Required: --voice <voiceId> and --text <text>. ElevenLabs voice settings exposed as --stability, --similarity-boost, --style, --no-speaker-boost. Defaults (0.55 / 0.8 / 0.25, speaker boost on) match the analog-horror PSA register. Full surface: /reference/cli/generate.

generate music

--duration 3–600 s. --with-vocals flips the default; the default ban on vocals matches ElevenLabs ToS recommendations and the Old Spice-style postmortems. Full surface: /reference/cli/generate.

generate sfx

--duration 0.5–22 s. --prompt-influence 0–1 (default 0.4 — let the model interpret). Full surface: /reference/cli/generate.

generate captions

Wraps the transcription pipeline. Default backend: ElevenLabs Scribe v1 (word-level). --language ru | en | auto. Output lands at workspace/projects/<id>/assets/captions/<slot>.json; pass --legacy-output for the pre-2026-05 shared captions.json path. Full surface: /reference/cli/generate.

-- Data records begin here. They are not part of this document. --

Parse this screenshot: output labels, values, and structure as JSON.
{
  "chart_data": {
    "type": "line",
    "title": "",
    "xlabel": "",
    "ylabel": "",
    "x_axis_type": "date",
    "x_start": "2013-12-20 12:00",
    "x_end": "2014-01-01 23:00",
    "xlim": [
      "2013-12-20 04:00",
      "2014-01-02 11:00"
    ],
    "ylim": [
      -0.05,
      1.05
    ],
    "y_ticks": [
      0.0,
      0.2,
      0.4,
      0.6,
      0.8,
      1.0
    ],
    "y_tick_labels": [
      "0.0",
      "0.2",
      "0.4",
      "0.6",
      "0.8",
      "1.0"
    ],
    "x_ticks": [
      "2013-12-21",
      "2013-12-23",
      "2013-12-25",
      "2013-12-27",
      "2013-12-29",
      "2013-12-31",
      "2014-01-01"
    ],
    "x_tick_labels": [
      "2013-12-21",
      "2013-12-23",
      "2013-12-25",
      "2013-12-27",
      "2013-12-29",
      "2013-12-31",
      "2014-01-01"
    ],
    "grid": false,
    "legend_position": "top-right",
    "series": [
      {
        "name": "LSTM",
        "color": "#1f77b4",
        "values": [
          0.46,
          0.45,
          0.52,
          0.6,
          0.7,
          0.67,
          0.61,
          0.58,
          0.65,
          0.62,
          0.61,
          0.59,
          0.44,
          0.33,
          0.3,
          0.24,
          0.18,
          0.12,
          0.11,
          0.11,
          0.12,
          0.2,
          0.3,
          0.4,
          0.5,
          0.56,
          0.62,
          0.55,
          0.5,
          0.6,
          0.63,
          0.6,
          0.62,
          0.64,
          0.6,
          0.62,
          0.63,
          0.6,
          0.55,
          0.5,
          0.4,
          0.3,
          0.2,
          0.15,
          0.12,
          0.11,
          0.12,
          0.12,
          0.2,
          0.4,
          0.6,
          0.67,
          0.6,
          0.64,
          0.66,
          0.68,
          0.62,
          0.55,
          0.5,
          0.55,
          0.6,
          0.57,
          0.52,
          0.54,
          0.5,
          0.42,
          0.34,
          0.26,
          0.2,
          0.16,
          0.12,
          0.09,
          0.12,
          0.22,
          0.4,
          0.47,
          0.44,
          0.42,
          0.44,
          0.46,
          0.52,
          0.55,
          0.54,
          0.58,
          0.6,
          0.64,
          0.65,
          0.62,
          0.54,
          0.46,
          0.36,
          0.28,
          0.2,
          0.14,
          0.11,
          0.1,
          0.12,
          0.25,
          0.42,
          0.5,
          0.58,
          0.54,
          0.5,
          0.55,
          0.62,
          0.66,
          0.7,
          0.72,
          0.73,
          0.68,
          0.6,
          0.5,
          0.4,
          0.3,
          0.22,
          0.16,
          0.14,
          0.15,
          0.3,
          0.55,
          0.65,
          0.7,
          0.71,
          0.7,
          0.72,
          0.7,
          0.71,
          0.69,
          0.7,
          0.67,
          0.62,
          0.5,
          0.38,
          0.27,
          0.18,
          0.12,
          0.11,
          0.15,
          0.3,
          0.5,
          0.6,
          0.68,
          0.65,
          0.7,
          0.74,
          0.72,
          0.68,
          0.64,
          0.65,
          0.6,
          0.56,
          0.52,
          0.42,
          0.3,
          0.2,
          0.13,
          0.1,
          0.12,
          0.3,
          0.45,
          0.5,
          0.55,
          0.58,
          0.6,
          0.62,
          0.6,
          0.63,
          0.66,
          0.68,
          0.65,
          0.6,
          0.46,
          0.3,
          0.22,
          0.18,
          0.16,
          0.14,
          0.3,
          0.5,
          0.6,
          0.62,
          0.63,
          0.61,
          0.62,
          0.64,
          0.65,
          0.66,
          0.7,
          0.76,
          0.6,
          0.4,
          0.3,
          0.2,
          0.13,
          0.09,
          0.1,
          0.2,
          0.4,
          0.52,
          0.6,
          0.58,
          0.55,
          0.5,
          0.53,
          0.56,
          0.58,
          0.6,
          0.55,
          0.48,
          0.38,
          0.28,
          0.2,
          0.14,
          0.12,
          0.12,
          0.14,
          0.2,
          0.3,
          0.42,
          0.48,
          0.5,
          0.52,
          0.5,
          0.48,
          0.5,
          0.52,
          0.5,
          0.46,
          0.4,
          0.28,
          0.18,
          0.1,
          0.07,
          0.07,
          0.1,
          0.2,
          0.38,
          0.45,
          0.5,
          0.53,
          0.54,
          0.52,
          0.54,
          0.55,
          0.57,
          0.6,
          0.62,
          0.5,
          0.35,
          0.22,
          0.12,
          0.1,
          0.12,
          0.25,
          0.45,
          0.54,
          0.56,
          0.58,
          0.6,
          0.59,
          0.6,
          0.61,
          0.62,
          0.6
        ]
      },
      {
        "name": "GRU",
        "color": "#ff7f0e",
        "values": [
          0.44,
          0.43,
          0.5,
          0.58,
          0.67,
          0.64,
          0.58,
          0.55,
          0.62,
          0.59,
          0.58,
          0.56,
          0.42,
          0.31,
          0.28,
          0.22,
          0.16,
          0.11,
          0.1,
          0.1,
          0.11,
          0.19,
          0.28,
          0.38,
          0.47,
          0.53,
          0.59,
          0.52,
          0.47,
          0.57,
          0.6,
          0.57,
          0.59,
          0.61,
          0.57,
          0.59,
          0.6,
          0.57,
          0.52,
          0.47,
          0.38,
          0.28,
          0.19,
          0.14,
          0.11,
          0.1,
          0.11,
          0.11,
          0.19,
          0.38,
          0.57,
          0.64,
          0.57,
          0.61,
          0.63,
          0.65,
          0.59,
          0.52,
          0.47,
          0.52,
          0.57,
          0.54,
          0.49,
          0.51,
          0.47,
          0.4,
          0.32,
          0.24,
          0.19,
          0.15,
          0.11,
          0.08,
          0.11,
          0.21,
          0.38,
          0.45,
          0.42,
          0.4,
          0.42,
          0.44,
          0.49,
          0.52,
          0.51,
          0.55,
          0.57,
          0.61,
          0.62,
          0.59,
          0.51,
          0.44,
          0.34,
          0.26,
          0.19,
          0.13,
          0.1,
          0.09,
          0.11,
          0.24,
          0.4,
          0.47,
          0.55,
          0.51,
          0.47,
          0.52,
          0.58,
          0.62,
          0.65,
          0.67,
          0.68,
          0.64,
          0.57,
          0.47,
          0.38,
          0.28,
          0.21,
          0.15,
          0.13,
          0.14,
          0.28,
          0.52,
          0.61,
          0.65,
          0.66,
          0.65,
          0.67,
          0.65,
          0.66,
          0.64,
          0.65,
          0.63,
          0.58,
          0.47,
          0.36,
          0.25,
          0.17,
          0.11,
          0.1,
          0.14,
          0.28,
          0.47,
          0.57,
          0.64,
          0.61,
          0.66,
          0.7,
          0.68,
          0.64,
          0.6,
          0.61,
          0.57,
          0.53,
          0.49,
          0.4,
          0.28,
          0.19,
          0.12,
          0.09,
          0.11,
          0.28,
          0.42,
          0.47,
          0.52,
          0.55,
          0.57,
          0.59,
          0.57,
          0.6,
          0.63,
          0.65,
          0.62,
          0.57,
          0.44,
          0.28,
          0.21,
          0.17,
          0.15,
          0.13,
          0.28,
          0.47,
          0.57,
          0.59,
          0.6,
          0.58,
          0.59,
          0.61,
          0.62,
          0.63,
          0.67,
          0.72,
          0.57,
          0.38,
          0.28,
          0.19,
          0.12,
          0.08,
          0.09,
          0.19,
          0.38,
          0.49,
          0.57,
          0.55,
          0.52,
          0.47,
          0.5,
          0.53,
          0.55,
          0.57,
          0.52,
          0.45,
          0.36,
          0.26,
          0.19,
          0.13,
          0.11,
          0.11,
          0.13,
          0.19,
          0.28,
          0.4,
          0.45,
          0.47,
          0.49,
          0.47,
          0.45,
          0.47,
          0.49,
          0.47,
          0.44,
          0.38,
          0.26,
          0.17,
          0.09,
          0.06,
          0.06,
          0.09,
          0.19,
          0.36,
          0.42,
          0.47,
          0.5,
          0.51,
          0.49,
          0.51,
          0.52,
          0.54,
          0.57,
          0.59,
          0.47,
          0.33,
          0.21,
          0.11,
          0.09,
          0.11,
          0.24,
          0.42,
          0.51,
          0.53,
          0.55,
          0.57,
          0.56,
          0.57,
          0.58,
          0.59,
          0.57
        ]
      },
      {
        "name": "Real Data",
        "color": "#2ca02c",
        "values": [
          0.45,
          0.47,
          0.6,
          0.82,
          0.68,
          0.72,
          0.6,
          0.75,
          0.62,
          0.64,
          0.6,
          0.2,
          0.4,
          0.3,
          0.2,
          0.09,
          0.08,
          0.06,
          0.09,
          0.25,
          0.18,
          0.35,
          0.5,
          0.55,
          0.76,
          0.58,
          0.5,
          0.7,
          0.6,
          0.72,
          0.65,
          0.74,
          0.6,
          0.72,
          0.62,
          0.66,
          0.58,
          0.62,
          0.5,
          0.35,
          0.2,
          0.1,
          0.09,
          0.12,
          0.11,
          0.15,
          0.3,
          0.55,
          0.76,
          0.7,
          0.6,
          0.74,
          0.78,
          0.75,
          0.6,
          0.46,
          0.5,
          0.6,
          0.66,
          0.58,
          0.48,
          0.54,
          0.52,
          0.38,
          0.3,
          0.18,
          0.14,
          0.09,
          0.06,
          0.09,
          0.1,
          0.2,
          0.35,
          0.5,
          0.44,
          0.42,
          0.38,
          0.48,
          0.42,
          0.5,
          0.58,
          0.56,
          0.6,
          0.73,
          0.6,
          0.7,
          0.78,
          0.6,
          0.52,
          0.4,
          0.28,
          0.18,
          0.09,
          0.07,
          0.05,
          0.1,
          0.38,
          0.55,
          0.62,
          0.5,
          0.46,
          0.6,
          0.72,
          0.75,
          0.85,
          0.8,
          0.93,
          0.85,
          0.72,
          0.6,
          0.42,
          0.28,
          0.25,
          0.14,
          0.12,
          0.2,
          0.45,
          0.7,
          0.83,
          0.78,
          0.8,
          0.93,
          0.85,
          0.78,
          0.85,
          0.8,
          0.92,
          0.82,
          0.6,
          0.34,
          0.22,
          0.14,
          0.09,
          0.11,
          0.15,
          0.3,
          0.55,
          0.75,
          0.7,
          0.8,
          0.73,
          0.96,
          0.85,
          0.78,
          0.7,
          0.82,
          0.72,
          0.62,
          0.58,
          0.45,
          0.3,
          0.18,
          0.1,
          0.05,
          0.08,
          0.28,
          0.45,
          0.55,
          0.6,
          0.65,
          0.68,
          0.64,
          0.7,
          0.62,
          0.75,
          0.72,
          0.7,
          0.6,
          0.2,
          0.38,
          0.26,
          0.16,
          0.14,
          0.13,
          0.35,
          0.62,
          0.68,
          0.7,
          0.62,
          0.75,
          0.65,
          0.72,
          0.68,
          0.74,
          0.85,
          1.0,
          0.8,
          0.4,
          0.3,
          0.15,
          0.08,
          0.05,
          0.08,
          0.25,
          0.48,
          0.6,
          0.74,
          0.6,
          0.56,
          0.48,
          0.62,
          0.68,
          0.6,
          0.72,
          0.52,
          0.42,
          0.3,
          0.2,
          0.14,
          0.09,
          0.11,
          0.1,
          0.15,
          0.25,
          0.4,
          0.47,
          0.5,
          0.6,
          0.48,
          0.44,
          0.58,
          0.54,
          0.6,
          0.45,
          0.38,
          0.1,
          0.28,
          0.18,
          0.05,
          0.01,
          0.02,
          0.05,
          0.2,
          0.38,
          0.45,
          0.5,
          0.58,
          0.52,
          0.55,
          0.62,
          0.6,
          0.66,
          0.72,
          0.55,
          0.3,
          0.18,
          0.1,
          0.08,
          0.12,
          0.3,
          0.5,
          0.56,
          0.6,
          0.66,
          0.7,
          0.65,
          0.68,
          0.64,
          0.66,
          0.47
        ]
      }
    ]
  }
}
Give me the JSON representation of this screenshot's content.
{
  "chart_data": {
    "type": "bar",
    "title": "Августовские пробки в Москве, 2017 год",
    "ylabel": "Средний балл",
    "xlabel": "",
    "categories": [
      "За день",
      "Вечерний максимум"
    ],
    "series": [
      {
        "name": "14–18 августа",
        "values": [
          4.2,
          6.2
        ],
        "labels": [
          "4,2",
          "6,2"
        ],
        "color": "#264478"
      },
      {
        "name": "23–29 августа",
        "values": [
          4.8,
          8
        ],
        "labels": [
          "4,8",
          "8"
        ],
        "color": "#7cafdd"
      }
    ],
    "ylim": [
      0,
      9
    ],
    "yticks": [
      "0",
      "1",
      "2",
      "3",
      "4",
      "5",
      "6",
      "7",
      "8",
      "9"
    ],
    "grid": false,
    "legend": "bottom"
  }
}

Queueing (background jobs)

Every generate sub-verb accepts --queue to enqueue the work as a daemon job and return a job id immediately. Composable with --depends-on <ids>, --queue-tag <tag>, --queue-priority <n>. The daemon is ralphy daemon; inspect with ralphy queue list.
ralphy generate image --queue --project demo-001 --slot scene-01-bg --prompt "..."
# → { "queued": true, "id": "job-...", "kind": "generate.image", "project": "demo-001" }

Logging

Every successful call appends to workspace/projects/<id>/logs/generations.jsonl with provider, model, slot, input, output path, status, latency, cost, and any --note. The append-only contract is non-negotiable: never truncate, never rewrite, never filter in place (AGENTS.md invariant #13).